Ihab Elzeyadi is an architect and building scientist. His research focus on Indoor Environmental Quality (IEQ) and Occupant’s well-being in the built environment. Dr. Elzeyadi has been engaged in the design, construction, and research of high-performance buildings for more than 25 years. His group investigates applied research related to occupant’s comfort, health, and well-being in high performance buildings. Professor Elzeyadi conducted post-occupancy evaluations (POE), and building performance evaluations (BPE) of more than 200 buildings, 150 of them are LEED™ and LBC rated across the design, construction, and occupancy lifespan. In addition, he has provided design assistance for more than eight million S.F. of commercial buildings.
Jose Gamez,
University of North Carolina at Charlotte.

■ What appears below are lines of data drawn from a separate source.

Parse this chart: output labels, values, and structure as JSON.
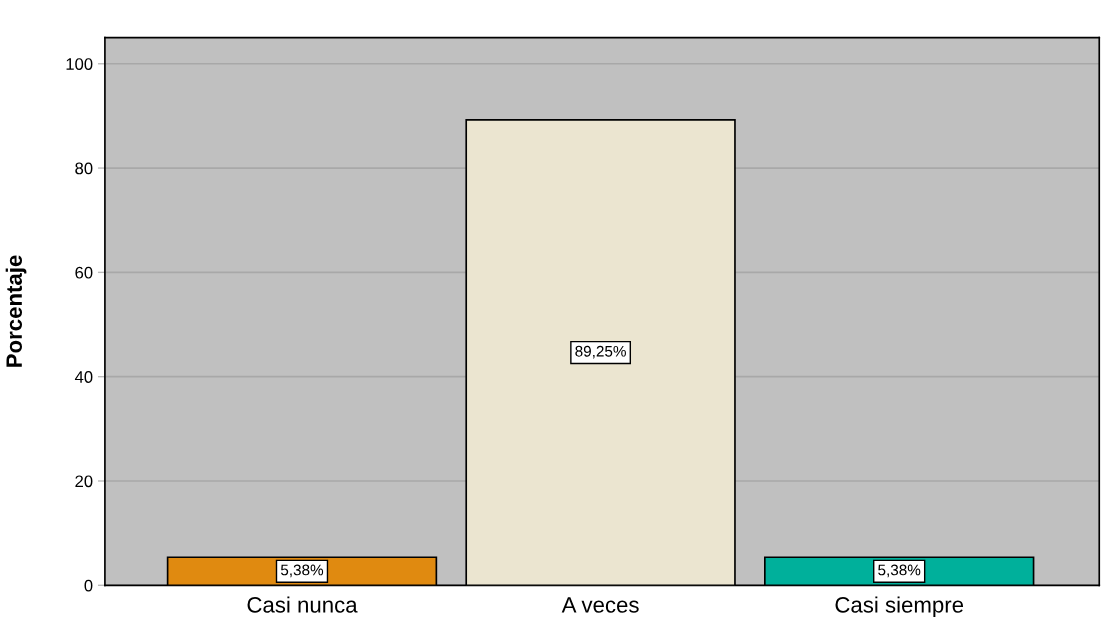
{
  "chart_data": {
    "type": "bar",
    "categories": [
      "Casi nunca",
      "A veces",
      "Casi siempre"
    ],
    "values": [
      5.38,
      89.25,
      5.38
    ],
    "value_labels": [
      "5,38%",
      "89,25%",
      "5,38%"
    ],
    "colors": [
      "#e08a10",
      "#ebe5d0",
      "#00b09b"
    ],
    "ylabel": "Porcentaje",
    "ylim": [
      0,
      105
    ],
    "yticks": [
      0,
      20,
      40,
      60,
      80,
      100
    ],
    "grid": "y",
    "legend": false
  }
}
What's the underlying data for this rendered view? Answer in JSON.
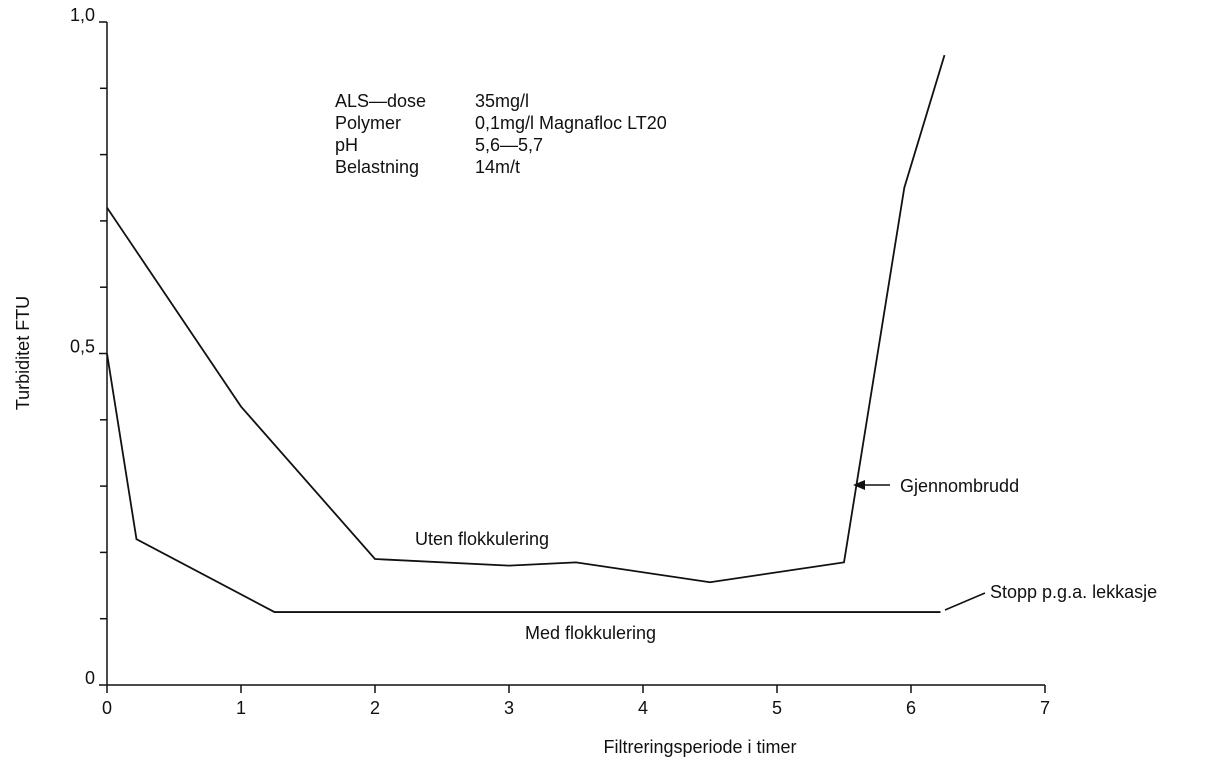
{
  "chart_data": {
    "type": "line",
    "xlabel": "Filtreringsperiode i timer",
    "ylabel": "Turbiditet FTU",
    "xlim": [
      0,
      7
    ],
    "xticks": [
      0,
      1,
      2,
      3,
      4,
      5,
      6,
      7
    ],
    "ylim": [
      0,
      1
    ],
    "yticks": [
      0,
      {
        "value": 0.5,
        "label": "0,5"
      },
      {
        "value": 1,
        "label": "1,0"
      }
    ],
    "minor_yticks": [
      0.1,
      0.2,
      0.3,
      0.4,
      0.6,
      0.7,
      0.8,
      0.9
    ],
    "series": [
      {
        "name": "Uten flokkulering",
        "color": "#111111",
        "x": [
          0,
          1,
          2,
          3,
          3.5,
          4.5,
          5.5,
          5.95,
          6.25
        ],
        "values": [
          0.72,
          0.42,
          0.19,
          0.18,
          0.185,
          0.155,
          0.185,
          0.75,
          0.95
        ]
      },
      {
        "name": "Med flokkulering",
        "color": "#111111",
        "x": [
          0,
          0.22,
          1.25,
          6.22
        ],
        "values": [
          0.5,
          0.22,
          0.11,
          0.11
        ]
      }
    ],
    "conditions": [
      {
        "label": "ALS—dose",
        "value": "35mg/l"
      },
      {
        "label": "Polymer",
        "value": "0,1mg/l Magnafloc LT20"
      },
      {
        "label": "pH",
        "value": "5,6—5,7"
      },
      {
        "label": "Belastning",
        "value": "14m/t"
      }
    ],
    "annotations": [
      "Gjennombrudd",
      "Stopp p.g.a. lekkasje"
    ]
  }
}
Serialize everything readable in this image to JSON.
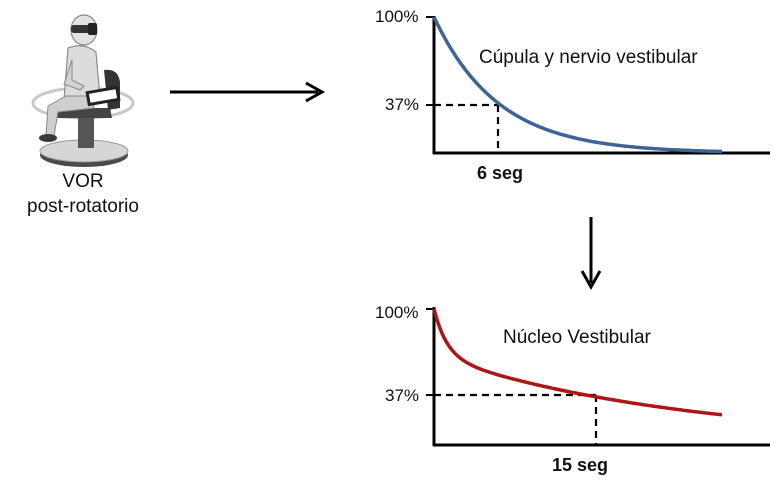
{
  "figure": {
    "caption_line1": "VOR",
    "caption_line2": "post-rotatorio"
  },
  "chart_data": [
    {
      "type": "line",
      "title": "Cúpula y nervio vestibular",
      "ytick_labels": [
        "100%",
        "37%"
      ],
      "yticks": [
        100,
        37
      ],
      "time_constant_label": "6 seg",
      "time_constant": 6,
      "series": [
        {
          "values_at_tau": 37,
          "color": "#3c6496"
        }
      ]
    },
    {
      "type": "line",
      "title": "Núcleo Vestibular",
      "ytick_labels": [
        "100%",
        "37%"
      ],
      "yticks": [
        100,
        37
      ],
      "time_constant_label": "15 seg",
      "time_constant": 15,
      "series": [
        {
          "values_at_tau": 37,
          "color": "#b01515"
        }
      ]
    }
  ],
  "colors": {
    "arrow": "#000000",
    "axis": "#000000",
    "curve_top": "#3c6496",
    "curve_bottom": "#b01515"
  },
  "icons": [
    "person-in-rotary-chair-icon",
    "arrow-right-icon",
    "arrow-down-icon"
  ]
}
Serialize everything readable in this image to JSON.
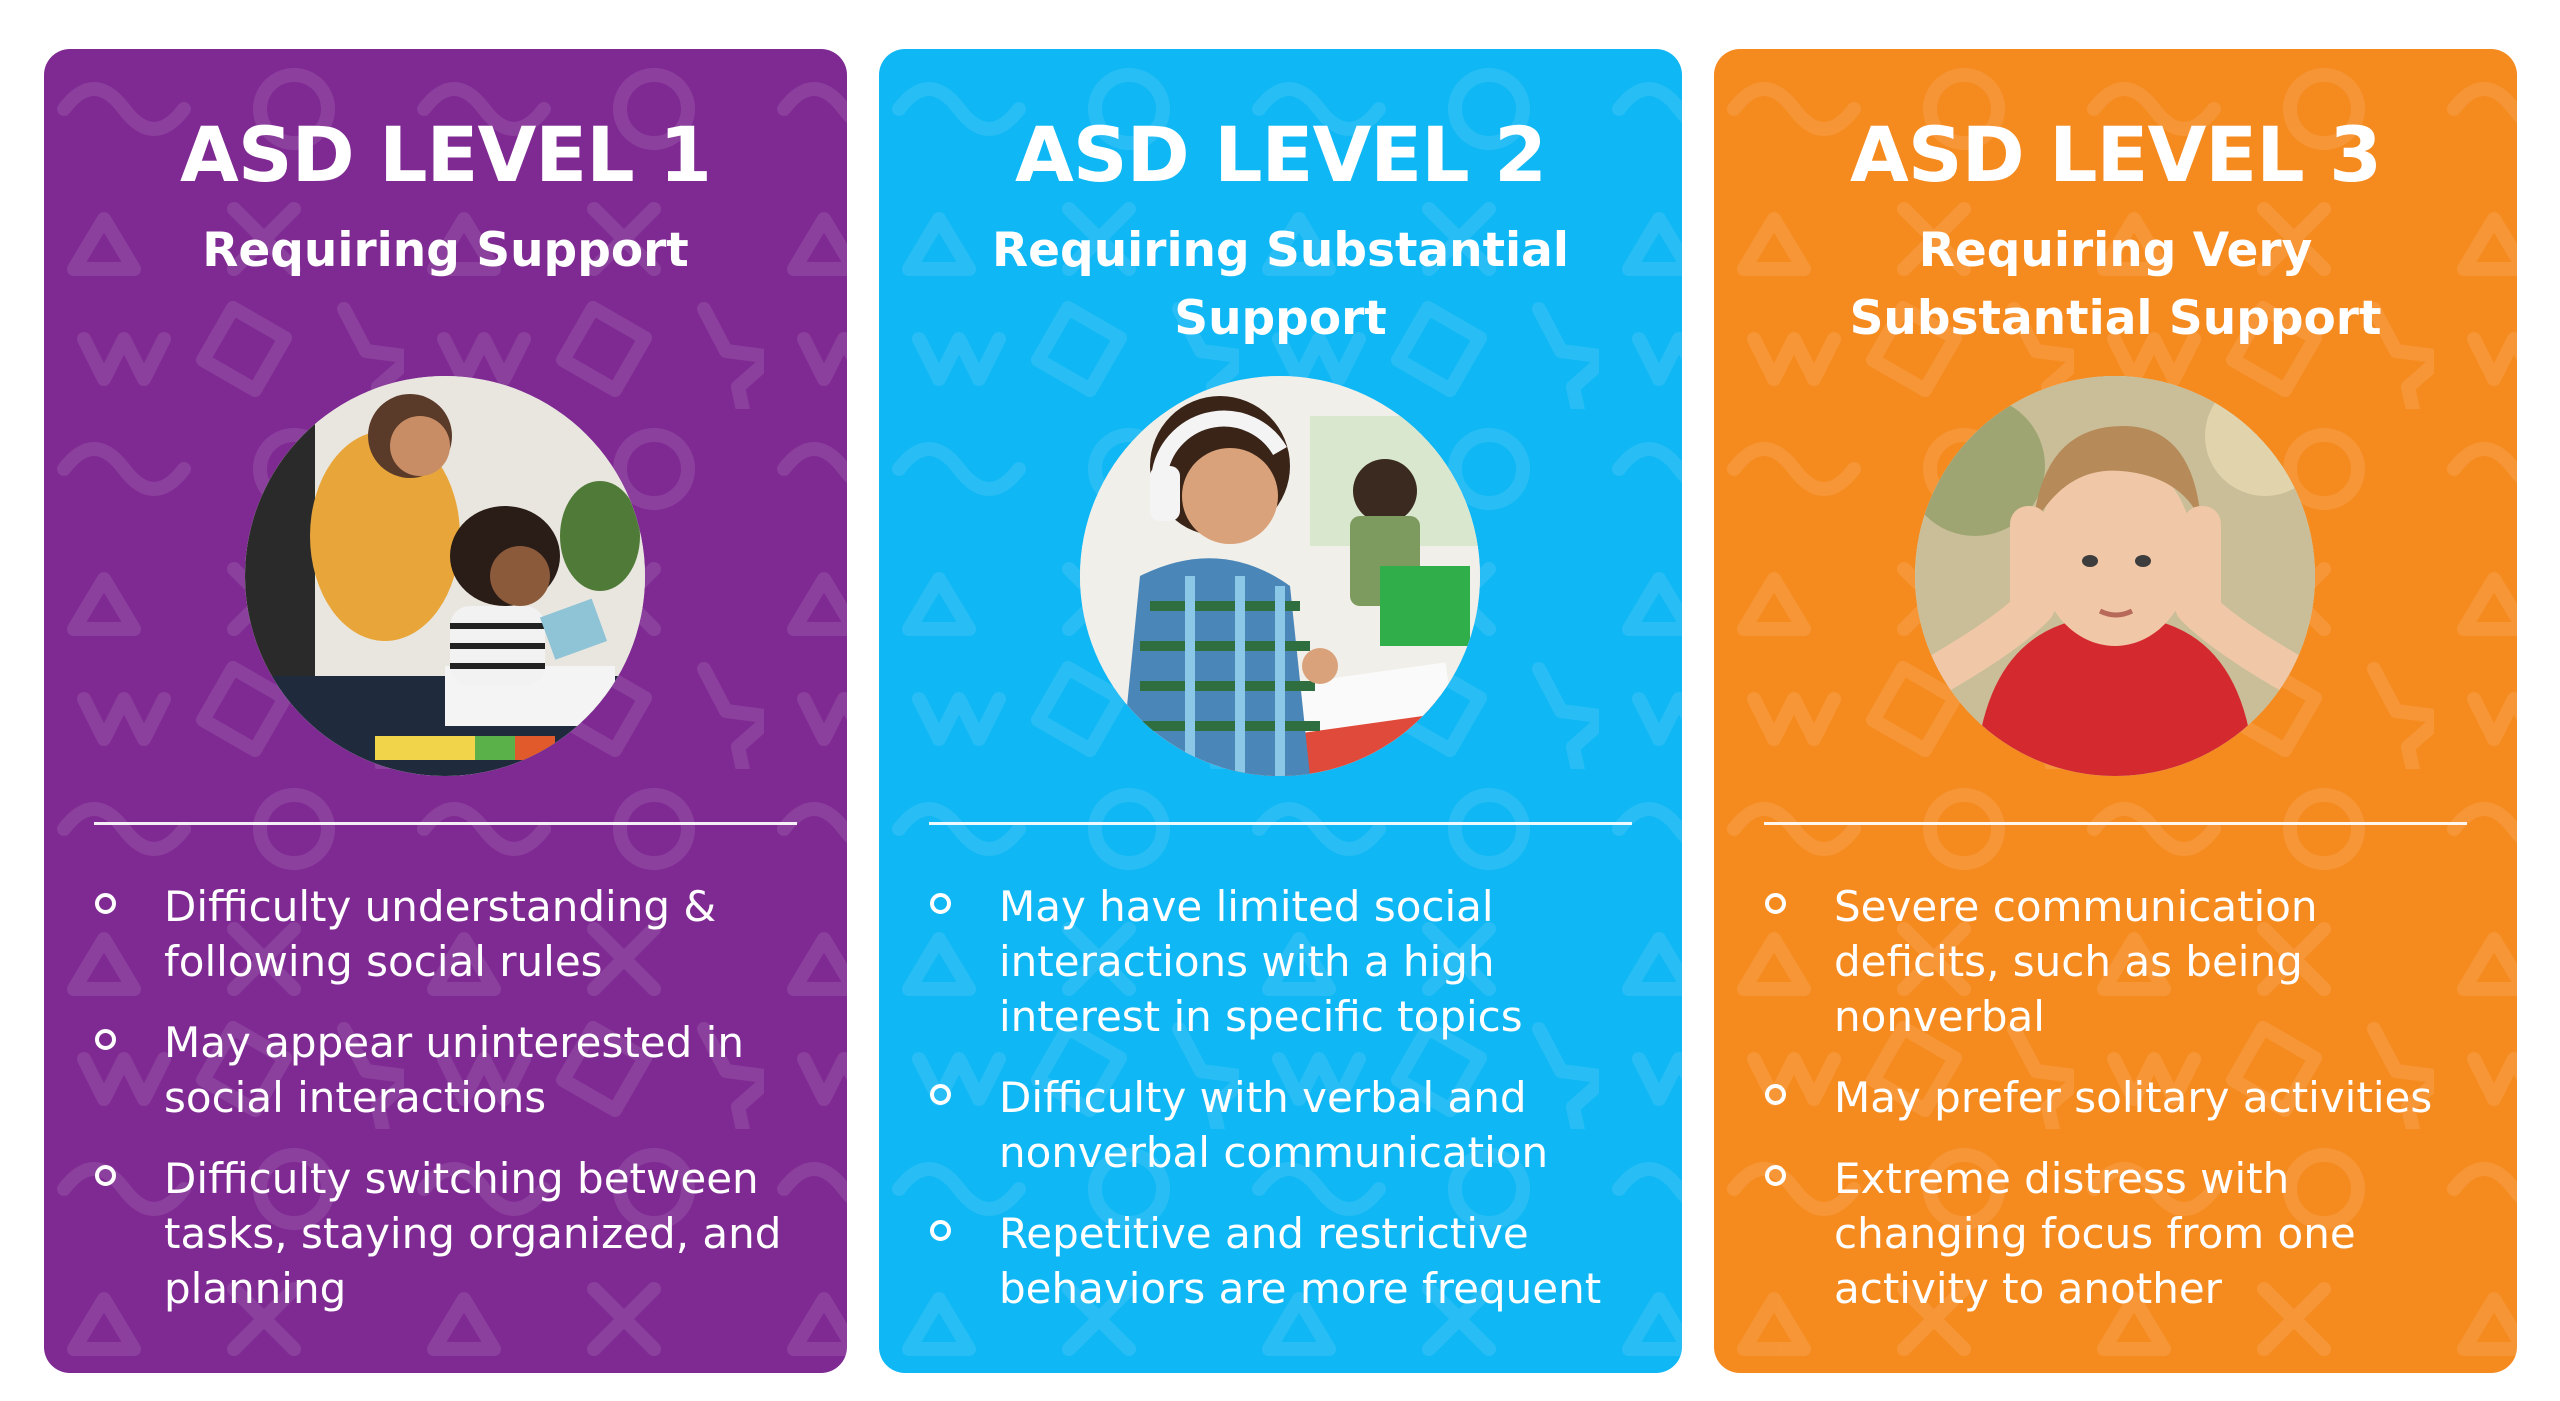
{
  "colors": {
    "level1": "#7f2a92",
    "level2": "#0fb7f4",
    "level3": "#f58a1f"
  },
  "cards": [
    {
      "title": "ASD LEVEL 1",
      "subtitle": "Requiring Support",
      "photo": "teacher-helping-child-photo",
      "bullets": [
        "Difficulty understanding & following social rules",
        "May appear uninterested in social interactions",
        "Difficulty switching between tasks, staying organized, and planning"
      ]
    },
    {
      "title": "ASD LEVEL 2",
      "subtitle": "Requiring Substantial Support",
      "photo": "boy-with-headphones-photo",
      "bullets": [
        "May have limited social interactions with a high interest in specific topics",
        "Difficulty with verbal and nonverbal communication",
        "Repetitive and restrictive behaviors are more frequent"
      ]
    },
    {
      "title": "ASD LEVEL 3",
      "subtitle": "Requiring Very Substantial Support",
      "photo": "boy-covering-ears-photo",
      "bullets": [
        "Severe communication deficits, such as being nonverbal",
        "May prefer solitary activities",
        "Extreme distress with changing focus from one activity to another"
      ]
    }
  ]
}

Professor Gámez is the former Interim Director of the School, Associate Director and Graduate Programs Director. He was a Research Fellow with both UNC Charlotte’s Institute for Social Capital and its Urban Institute. He has published in Places, Journal of Urbanism, Journal of Applied Geography, and The Plan Journal and he co-edited Rio de Janeiro: Urban Expansion and Environment and Vertical Urbanism: Designing Compact Cities in China. His essays can also be found in Writing Urbanism: A Design Reader, Expanding Architecture: Design as Activism, and Latino Urbanism: The Politics of Planning, Policy and Redevelopment.
Mae-ling Lokko,
Rensselaer Polytechnic Institute.
Mae-ling Lokko is an architectural scientist and building technology researcher from Ghana and the Philippines whose work centers on the upcycling of agrowaste and biopolymer materials into high performance clean building material systems for humidity control, indoor air quality remediation and water quality control applications. Lokko holds a Ph.D. and Masters of Science in Architectural Science from the Center from Architecture, Science and Ecology, Rensselaer Polytechnic Institute and B.A from Tufts University. Her research integrates a broad range of technical, environmental, social and cultural criteria that questions contemporary material-value systems, codevelops business models for upcycling between the Global North and South and evolves material life cycle design criteria to meet generative justice criteria.
Liz Martin-Malikian,
Kennesaw State University.
As an academic-practitioner, Liz entered higher education fulltime after 18 years of architectural practice in 2004 as the
Paul Rudolph Visiting Professor of Practice at Auburn University. Since 2006, Liz has taught at Kennesaw State University, College of Architecture and Construction Management (formerly Southern Polytechnic State University) in metro-Atlanta, where she examines the connection between teaching, research and creative practice. As chair of KSU’s thesis 3-course sequence, she was awarded the 2019 ACSA/AIA Practice and Leadership Award for her efforts coordinating undergraduate thesis exploring: ‘Is Doing Architecture, Doing Research?’ Liz is currently editing a Companion to Architectural Research for Routledge arguing the differences in how academics and practitioners define research,
essentially hindering architecture’s capacity to be truly driven by research.
Clare Robinson,
University of Arizona.
Clare Robinson, Ph.D., is an Associate Professor in the School of Architecture at the University of Arizona, where she teaches courses in modern architectural history and theory. Robinson earned a Doctorate in Architecture from UC-Berkeley, an M.Arch from the Harvard Graduate School of Design, and a B.A. from Smith College. Since 2001, she has taught at several universities and has received grants and awards for her research. Her current research examines architecture and planning in the mid-twentieth century, focusing on social environments of college campuses for their educational, social, economic, and aesthetic import. In this work, she addresses socio-economic conditions and the ways architecture has served and continues to be an instrument of social education and class realization.